The route south for new pipelines also becomes all the more attractive because other potential routes are fraught with difficulties; Iran for instance is out of the question because of U.S. sanctions.
The option of going south therefore becomes more attractive -- and some observers say the Russians, who have aided the Northern Alliance as it battled the Taliban, will be keen to establish good relations with a new regime in Kabul in order to examine this area.
It could mean Russia controlling a major part of the world's future oil supplies - and may explain why NATO is warming to closer ties with Russia and why there has been what some say is a softer line from the U.S. on President George W. Bush's plan for a missile defence shield.
Unocol's Maresca said in 1998 that Afghanistan was the best option because it is the shortest route to the sea and has what he called a "relatively favourable terrain for a pipeline."
He went on: "The route through Afghanistan is the one that would bring Central Asian oil closest to Asian markets and thus would be the cheapest in terms of transporting the oil."
Unocol had also examined the potential of a $2.5 billion, 1,040-mile Central Asian Oil Pipeline Consortium, gathering oil from existing pipeline infrastructure in Turkmenistan, Uzbekistan, Kazakhstan and Russia.
Doubts remain though about the importance of Central Asian reserves of gas and oil.
Some analysts say these reserves are not as substantial as thought.
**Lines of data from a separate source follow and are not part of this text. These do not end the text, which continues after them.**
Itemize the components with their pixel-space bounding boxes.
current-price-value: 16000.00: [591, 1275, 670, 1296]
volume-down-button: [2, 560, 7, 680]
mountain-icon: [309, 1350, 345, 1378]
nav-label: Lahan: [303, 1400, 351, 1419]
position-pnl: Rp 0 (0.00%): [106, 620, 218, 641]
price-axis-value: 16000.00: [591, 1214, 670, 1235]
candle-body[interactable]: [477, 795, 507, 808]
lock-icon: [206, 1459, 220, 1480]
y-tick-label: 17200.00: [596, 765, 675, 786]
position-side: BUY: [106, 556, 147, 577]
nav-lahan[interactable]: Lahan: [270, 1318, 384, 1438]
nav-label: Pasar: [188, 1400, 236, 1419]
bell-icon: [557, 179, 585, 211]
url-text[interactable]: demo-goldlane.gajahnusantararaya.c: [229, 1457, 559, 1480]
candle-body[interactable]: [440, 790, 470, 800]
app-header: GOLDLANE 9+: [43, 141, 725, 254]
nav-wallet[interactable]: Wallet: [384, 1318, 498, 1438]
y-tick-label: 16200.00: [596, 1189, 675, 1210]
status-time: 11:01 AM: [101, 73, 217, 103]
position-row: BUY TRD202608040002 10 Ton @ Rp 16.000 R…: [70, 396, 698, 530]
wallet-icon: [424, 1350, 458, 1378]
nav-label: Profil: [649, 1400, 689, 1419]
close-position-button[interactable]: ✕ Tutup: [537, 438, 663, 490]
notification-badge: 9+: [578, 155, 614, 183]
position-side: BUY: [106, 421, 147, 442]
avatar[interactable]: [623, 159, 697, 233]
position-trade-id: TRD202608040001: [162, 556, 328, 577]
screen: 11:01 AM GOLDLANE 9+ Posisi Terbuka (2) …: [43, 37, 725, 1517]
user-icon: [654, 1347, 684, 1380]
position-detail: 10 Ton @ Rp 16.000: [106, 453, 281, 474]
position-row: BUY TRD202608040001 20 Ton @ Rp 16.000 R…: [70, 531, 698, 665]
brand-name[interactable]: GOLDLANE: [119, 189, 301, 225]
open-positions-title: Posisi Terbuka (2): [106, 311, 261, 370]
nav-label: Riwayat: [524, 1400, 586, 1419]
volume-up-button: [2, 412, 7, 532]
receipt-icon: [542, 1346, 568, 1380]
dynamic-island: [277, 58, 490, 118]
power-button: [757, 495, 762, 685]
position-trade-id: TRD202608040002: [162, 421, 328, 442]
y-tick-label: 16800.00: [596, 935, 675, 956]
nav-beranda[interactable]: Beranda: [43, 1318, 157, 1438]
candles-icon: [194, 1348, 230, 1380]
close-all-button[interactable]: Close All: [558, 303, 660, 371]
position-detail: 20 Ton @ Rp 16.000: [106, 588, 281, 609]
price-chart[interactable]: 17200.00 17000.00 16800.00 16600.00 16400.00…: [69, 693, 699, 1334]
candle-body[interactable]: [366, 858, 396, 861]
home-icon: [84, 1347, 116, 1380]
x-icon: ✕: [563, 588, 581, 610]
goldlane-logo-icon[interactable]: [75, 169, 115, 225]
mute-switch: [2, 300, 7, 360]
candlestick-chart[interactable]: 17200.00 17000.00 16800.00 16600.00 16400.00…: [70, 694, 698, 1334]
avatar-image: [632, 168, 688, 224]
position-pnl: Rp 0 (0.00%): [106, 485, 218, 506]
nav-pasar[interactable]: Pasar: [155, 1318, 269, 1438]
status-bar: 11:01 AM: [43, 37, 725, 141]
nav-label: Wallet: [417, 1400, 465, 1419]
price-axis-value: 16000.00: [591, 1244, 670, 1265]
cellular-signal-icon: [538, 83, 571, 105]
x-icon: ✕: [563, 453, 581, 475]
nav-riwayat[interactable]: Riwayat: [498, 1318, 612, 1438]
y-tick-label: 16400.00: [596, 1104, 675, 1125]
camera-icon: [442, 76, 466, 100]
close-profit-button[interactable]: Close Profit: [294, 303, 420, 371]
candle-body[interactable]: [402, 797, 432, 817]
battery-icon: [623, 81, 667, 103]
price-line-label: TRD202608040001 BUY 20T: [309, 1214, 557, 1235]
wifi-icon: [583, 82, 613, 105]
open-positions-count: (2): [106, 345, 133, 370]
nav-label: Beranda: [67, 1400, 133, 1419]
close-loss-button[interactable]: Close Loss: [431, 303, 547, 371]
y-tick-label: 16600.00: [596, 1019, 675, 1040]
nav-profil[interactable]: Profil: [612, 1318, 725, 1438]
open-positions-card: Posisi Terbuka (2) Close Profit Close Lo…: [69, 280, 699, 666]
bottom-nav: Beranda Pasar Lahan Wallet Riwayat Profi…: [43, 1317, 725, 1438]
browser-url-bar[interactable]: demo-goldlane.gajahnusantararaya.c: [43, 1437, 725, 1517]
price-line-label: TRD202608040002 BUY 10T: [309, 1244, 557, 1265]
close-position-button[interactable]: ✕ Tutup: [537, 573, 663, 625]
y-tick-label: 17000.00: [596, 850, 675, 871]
They also say there is little room for manoeuvre over existing pipelines as they are controlled by Russia.
Building a pipeline through Afghanistan would also have practical difficulties, because of security concerns, says Hurst Grove, head of Columbia University's Center for Energy, Marine Transportation and Public
The pipeline would go through mountains, meaning a massive operation in a lawless area controlled by warlords, he said.
And the EIA has said it is "unlikely" that the pipeline through Afghanistan will be built.
Indeed some experts reject altogether the idea that oil and gas will be key factors in post-Taliban Afghanistan.
"There was discussion of the pipeline to carry gas to Pakistan, but it was abandoned way before current events because of political, economic and stability problems," Paul Stevens, professor of petroleum policy and economics at Dundee University, told the BBC.
"So the idea that oil is now driving this war is totally unrealistic. It would be more sensible to be considering a pipeline on the moon."